The history of telecom is quite anomalous. The telecom systems and networks that were designed and implemented in the 20th century have been unmatched even by the development of microprocessors and computers in terms of computational and networking engineering. While technological developments brought about microprocessors that resulted in development of PCs and then in client/server networks, the telecom systems and networks, as well as companies that produced phone switches for businesses stayed unaffected. Not surprising, though, that due to complexity of computational hardware used for business phone systems, businesses resisted making phones function like computers. Since computer industry can make different technologies compatible with each other on vendor-independent standards basis, it was easier to make computers perform like phones.
Computer telephony and private branch exchange system
Computer telephony can be indebted to the fact that if companied wanted to install some add-on applications to their existing private branch exchange system (PBX), they had to address original virtual PBX system vendor, or approved and certified third party to implement new features in compliance to specifications of the PBX system vendor.

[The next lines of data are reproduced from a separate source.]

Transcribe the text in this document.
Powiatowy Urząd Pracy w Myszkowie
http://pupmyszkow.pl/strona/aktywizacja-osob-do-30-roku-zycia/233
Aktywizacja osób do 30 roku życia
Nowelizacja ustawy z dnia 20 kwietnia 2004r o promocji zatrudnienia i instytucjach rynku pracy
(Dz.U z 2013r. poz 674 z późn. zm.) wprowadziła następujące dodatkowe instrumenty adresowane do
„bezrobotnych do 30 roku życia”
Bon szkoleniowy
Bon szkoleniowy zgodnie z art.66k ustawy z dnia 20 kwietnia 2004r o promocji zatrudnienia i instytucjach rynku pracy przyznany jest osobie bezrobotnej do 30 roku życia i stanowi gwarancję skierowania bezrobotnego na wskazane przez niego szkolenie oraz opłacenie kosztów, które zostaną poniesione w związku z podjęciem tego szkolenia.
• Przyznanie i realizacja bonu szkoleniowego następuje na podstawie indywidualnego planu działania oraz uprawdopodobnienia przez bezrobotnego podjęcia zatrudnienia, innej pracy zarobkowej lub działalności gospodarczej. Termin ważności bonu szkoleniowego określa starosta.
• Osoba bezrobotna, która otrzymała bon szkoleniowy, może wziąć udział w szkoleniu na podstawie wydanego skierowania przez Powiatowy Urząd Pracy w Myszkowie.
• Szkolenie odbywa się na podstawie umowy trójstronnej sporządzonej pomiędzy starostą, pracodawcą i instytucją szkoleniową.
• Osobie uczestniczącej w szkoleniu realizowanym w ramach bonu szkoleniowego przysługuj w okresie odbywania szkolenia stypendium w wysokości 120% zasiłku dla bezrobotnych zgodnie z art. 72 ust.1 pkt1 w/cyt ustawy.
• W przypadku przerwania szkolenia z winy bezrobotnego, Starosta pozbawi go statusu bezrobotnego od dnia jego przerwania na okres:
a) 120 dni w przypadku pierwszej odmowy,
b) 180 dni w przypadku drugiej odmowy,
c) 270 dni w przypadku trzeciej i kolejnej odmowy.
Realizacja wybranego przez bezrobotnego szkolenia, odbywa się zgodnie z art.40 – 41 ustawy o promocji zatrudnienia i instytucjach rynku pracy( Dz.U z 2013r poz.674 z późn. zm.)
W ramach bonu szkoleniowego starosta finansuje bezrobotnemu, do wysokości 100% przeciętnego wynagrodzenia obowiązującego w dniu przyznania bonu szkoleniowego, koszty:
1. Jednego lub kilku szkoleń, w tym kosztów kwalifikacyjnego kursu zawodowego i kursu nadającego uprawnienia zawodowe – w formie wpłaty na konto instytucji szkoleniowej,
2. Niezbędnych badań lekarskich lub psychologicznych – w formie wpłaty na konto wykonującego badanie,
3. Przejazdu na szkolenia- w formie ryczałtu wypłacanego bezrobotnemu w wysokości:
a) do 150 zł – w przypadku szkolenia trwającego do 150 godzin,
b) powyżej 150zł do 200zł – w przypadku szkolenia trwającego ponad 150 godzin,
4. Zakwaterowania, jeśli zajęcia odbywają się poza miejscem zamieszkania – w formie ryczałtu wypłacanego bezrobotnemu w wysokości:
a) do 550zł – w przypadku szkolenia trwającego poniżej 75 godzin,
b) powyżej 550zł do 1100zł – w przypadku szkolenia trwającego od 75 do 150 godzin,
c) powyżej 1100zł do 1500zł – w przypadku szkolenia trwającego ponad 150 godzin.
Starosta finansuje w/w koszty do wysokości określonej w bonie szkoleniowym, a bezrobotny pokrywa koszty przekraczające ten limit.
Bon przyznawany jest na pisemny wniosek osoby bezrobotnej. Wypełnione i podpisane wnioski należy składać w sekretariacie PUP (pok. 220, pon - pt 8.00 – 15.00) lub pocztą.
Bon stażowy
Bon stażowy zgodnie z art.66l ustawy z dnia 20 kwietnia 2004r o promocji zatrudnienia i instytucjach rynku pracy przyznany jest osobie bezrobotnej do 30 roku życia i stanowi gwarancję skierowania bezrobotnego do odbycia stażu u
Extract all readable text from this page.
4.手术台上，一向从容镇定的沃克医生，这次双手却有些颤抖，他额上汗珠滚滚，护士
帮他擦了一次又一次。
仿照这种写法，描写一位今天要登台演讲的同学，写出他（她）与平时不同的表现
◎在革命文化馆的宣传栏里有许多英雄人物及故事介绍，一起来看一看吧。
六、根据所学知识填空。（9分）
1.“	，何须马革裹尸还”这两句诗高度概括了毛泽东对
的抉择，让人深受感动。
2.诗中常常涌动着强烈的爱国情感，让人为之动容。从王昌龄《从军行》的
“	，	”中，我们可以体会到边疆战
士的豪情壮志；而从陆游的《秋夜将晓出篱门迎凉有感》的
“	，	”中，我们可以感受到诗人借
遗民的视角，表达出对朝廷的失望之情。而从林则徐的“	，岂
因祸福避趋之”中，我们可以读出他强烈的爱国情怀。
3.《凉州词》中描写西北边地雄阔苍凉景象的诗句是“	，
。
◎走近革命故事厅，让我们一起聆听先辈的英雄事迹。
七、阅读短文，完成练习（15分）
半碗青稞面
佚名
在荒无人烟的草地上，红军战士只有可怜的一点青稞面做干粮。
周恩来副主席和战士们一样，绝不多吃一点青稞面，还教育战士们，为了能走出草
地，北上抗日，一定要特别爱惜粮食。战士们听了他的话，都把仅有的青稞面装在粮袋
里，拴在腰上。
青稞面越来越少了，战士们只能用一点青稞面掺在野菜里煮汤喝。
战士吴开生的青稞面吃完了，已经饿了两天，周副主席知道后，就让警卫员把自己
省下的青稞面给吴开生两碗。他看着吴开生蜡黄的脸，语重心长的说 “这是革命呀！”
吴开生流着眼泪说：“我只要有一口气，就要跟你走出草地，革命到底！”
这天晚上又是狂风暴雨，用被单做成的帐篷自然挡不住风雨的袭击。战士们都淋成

Since it was excessively expensive for the companies writing add-on software to develop add-ons for numerous PBX vendors, it was difficult to find good PBX vendor-independent applications. Consequently, willing to add, for example, a reporting system that would match and complement existing PBX switch, businesses were deemed to use limited options of buying from original PBX vendor, its certified partner, or develop necessary application with the help of in-house staff. However, none of the available options was attractive due to time required for getting desired result and cost associated with the whole process.

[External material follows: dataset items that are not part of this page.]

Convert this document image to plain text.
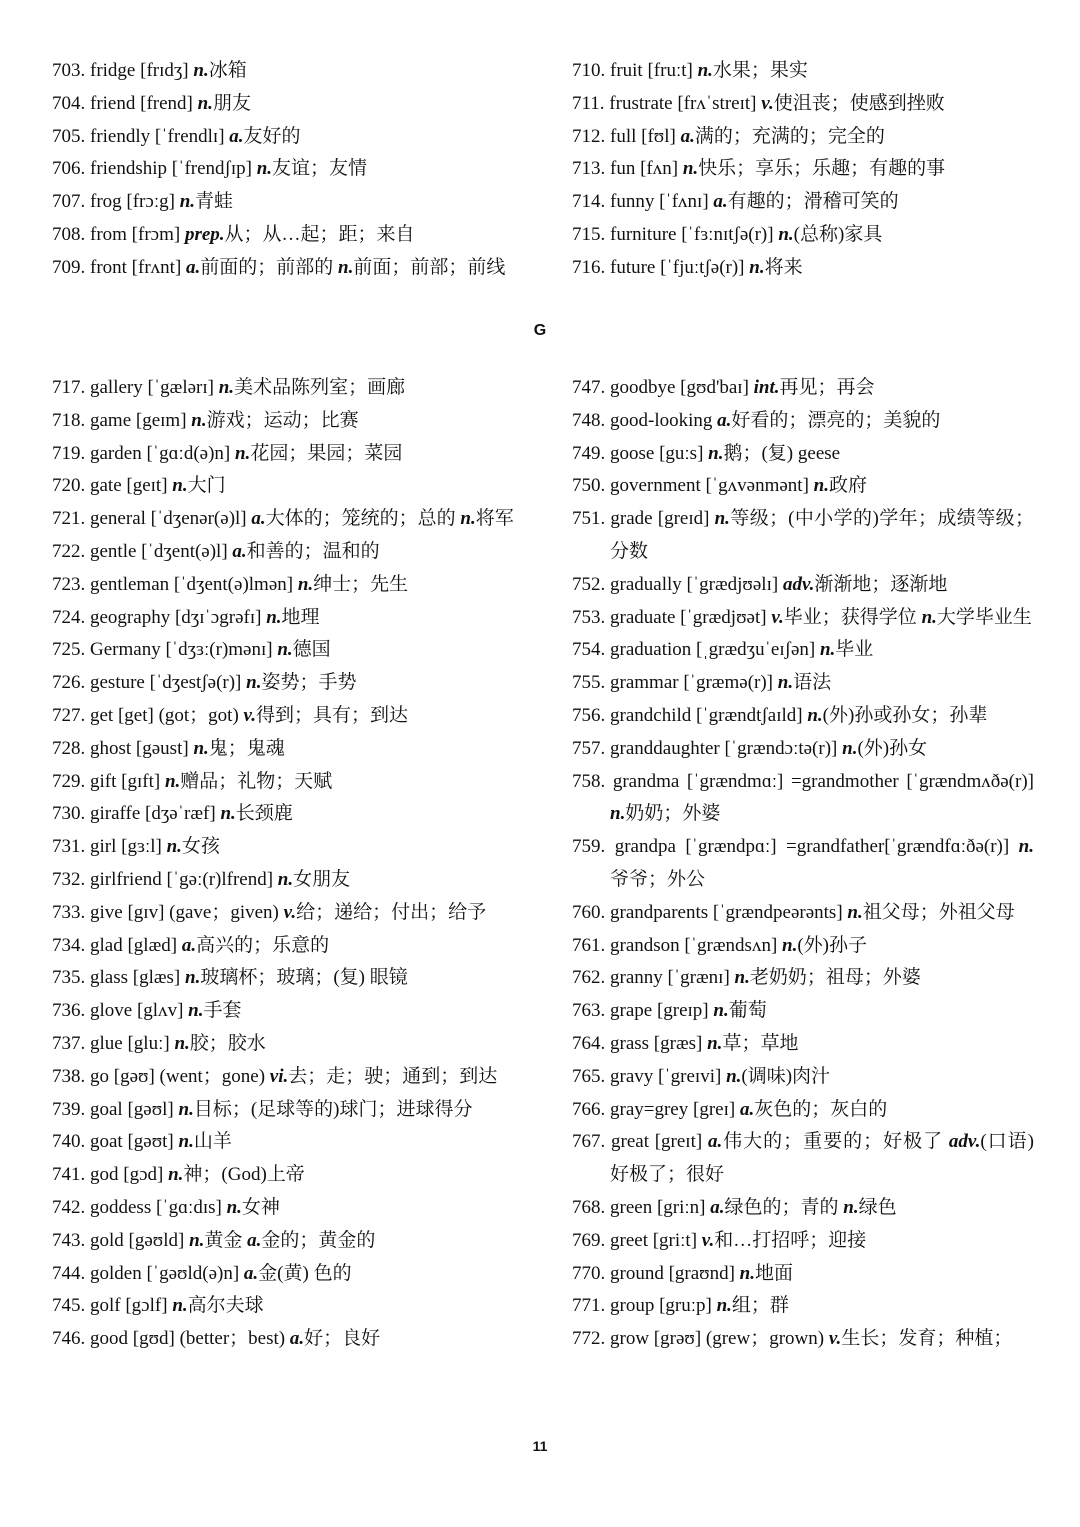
703. fridge [frɪdʒ] n.冰箱
704. friend [frend] n.朋友
705. friendly [ˈfrendlɪ] a.友好的
706. friendship [ˈfrendʃɪp] n.友谊；友情
707. frog [frɔːg] n.青蛙
708. from [frɔm] prep.从；从…起；距；来自
709. front [frʌnt] a.前面的；前部的 n.前面；前部；前线
710. fruit [fruːt] n.水果；果实
711. frustrate [frʌˈstreɪt] v.使沮丧；使感到挫败
712. full [fʊl] a.满的；充满的；完全的
713. fun [fʌn] n.快乐；享乐；乐趣；有趣的事
714. funny [ˈfʌnɪ] a.有趣的；滑稽可笑的
715. furniture [ˈfɜːnɪtʃə(r)] n.(总称)家具
716. future [ˈfjuːtʃə(r)] n.将来
G
717. gallery [ˈgælərɪ] n.美术品陈列室；画廊
718. game [geɪm] n.游戏；运动；比赛
719. garden [ˈgɑːd(ə)n] n.花园；果园；菜园
720. gate [geɪt] n.大门
721. general [ˈdʒenər(ə)l] a.大体的；笼统的；总的 n.将军
722. gentle [ˈdʒent(ə)l] a.和善的；温和的
723. gentleman [ˈdʒent(ə)lmən] n.绅士；先生
724. geography [dʒɪˈɔgrəfɪ] n.地理
725. Germany [ˈdʒɜː(r)mənɪ] n.德国
726. gesture [ˈdʒestʃə(r)] n.姿势；手势
727. get [get] (got；got) v.得到；具有；到达
728. ghost [gəust] n.鬼；鬼魂
729. gift [gɪft] n.赠品；礼物；天赋
730. giraffe [dʒəˈræf] n.长颈鹿
731. girl [gɜːl] n.女孩
732. girlfriend [ˈgəː(r)lfrend] n.女朋友
733. give [gɪv] (gave；given) v.给；递给；付出；给予
734. glad [glæd] a.高兴的；乐意的
735. glass [glæs] n.玻璃杯；玻璃；(复) 眼镜
736. glove [glʌv] n.手套
737. glue [gluː] n.胶；胶水
738. go [gəʊ] (went；gone) vi.去；走；驶；通到；到达
739. goal [gəʊl] n.目标；(足球等的)球门；进球得分
740. goat [gəʊt] n.山羊
741. god [gɔd] n.神；(God)上帝
742. goddess [ˈgɑːdɪs] n.女神
743. gold [gəʊld] n.黄金 a.金的；黄金的
744. golden [ˈgəʊld(ə)n] a.金(黄) 色的
745. golf [gɔlf] n.高尔夫球
746. good [gʊd] (better；best) a.好；良好
747. goodbye [gʊd'baɪ] int.再见；再会
748. good-looking a.好看的；漂亮的；美貌的
749. goose [guːs] n.鹅；(复) geese
750. government [ˈgʌvənmənt] n.政府
751. grade [greɪd] n.等级；(中小学的)学年；成绩等级；分数
752. gradually [ˈgrædjʊəlɪ] adv.渐渐地；逐渐地
753. graduate [ˈgrædjʊət] v.毕业；获得学位 n.大学毕业生
754. graduation [ˌgrædʒuˈeɪʃən] n.毕业
755. grammar [ˈgræmə(r)] n.语法
756. grandchild [ˈgrændtʃaɪld] n.(外)孙或孙女；孙辈
757. granddaughter [ˈgrændɔːtə(r)] n.(外)孙女
758. grandma [ˈgrændmɑː] =grandmother [ˈgrændmʌðə(r)] n.奶奶；外婆
759. grandpa [ˈgrændpɑː] =grandfather[ˈgrændfɑːðə(r)] n.爷爷；外公
760. grandparents [ˈgrændpeərənts] n.祖父母；外祖父母
761. grandson [ˈgrændsʌn] n.(外)孙子
762. granny [ˈgrænɪ] n.老奶奶；祖母；外婆
763. grape [greɪp] n.葡萄
764. grass [græs] n.草；草地
765. gravy [ˈgreɪvi] n.(调味)肉汁
766. gray=grey [greɪ] a.灰色的；灰白的
767. great [greɪt] a.伟大的；重要的；好极了 adv.(口语)好极了；很好
768. green [griːn] a.绿色的；青的 n.绿色
769. greet [griːt] v.和…打招呼；迎接
770. ground [graʊnd] n.地面
771. group [gruːp] n.组；群
772. grow [grəʊ] (grew；grown) v.生长；发育；种植；
11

Thus, observant and enthusiastic players in computer and PBX industries took a step in grasping more similarities than differences between PBX systems and computers. They, therefore, attempted to combine performance of both PBX and computers in computer telephony integration. The only thing that would make the process easier and more effective was opening specifications and standards of private branch exchange applications.
Though at the beginning it was quite difficult and unusual to change the traditional PBX switches to computer telephony integrated systems, now all PBX switches come with built-in computer telephony hooks, as well as set of necessary add-on applications to take advantage of and benefit from the connections.